RedisGraph python client
https://redisgraph.io
BSD 3-Clause "New" or "Revised" License
189 stars 49 forks source link

fails to commit large batch inserts #119

Closed gomesian closed 3 years ago

gomesian commented 3 years ago

Hi Team,

Was trying to understand the limits of a batch inserts with this library. Seams somewhere between 6-8k nodes (3 to 4k edges) fails with:

image

I don't mind breaking up and batching updates of ~10k required node/edges every hour, but need help understanding what is breaking here - so I can configure a safe batch size based on varying property sizes for insert.

Also wondering the use of _connectionpool, and/or maybe I should try _unix_socketpath since script runs on server. maybe the use of this will allow great bath updates.
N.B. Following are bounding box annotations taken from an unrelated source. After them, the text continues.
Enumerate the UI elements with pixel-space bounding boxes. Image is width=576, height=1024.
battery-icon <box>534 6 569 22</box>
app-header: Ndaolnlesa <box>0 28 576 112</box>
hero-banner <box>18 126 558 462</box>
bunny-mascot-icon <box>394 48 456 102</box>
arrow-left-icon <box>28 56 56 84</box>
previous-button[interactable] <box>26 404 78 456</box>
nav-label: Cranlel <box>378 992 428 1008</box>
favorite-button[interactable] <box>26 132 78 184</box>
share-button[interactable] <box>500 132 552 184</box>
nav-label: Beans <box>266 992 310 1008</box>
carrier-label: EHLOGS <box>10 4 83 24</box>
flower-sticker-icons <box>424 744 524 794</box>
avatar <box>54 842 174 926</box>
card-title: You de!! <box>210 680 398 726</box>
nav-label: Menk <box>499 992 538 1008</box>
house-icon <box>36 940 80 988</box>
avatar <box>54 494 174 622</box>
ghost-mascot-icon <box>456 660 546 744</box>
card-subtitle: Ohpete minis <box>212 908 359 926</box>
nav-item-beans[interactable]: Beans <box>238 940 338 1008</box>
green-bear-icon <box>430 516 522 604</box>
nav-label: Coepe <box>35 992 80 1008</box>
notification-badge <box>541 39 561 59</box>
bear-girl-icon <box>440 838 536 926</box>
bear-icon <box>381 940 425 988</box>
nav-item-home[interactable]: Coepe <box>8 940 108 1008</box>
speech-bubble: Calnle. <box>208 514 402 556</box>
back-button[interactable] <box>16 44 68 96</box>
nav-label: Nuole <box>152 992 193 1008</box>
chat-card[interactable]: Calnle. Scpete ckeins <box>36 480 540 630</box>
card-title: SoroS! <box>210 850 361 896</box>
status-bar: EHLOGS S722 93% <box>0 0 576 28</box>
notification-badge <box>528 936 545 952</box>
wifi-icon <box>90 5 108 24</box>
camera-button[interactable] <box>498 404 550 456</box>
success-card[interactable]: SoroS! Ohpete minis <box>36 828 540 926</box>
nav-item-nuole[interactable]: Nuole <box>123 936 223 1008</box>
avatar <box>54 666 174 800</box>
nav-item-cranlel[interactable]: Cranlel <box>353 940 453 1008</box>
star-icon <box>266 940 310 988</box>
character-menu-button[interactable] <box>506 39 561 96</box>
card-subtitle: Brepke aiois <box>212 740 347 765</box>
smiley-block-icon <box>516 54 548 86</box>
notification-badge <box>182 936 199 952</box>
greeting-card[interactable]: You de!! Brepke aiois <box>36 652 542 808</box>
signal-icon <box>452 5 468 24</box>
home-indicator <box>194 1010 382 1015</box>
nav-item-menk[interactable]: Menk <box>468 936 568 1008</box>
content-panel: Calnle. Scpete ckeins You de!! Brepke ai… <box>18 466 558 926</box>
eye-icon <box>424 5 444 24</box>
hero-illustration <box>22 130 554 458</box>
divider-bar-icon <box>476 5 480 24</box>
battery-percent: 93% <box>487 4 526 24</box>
I don't see documentation on this.

note: I tried, and the the redisgraph-bulk-loader.py method doesn't suit me either - as I need to constantly update and prune existing graph.

Any help / pointers appreciated!

quick and dirty example:

r = redis.Redis(host=HOST, port=PORT, db=0, socket_timeout=3000, connection_pool=None, charset='utf-8', errors='strict', unix_socket_path=None)

redis_graph = Graph('large', r)

for x in range(4000):

    label1= 'src-' + str(x)
    label2= 'dst-' + str(x)

    label1 = Node(label='person', properties={'name': label1, 'age': 33, 'gender': 'male', 'status': 'single'})
    redis_graph.add_node(label1)

    label2 = Node(label='person', properties={'name': label2, 'age': 33, 'gender': 'male', 'status': 'single'})
    redis_graph.add_node(label2)

    edge = Edge(label1, 'visited', label2, properties={'purpose': 'pleasure'})
    redis_graph.add_edge(edge)

redis_graph.commit()
jeffreylovitz commented 3 years ago

Hi @gomesian,

This error is caused by a buffer size limit in RedisGraph's parser utility. A workaround can be found here - https://github.com/RedisGraph/RedisGraph/issues/1486#issuecomment-742581130 . Alternately, you can create entities in a series of smaller batched queries by periodically making calls to redis_graph.flush() in your create loop.

gomesian commented 3 years ago

Thanks, batching and flush() makes sense then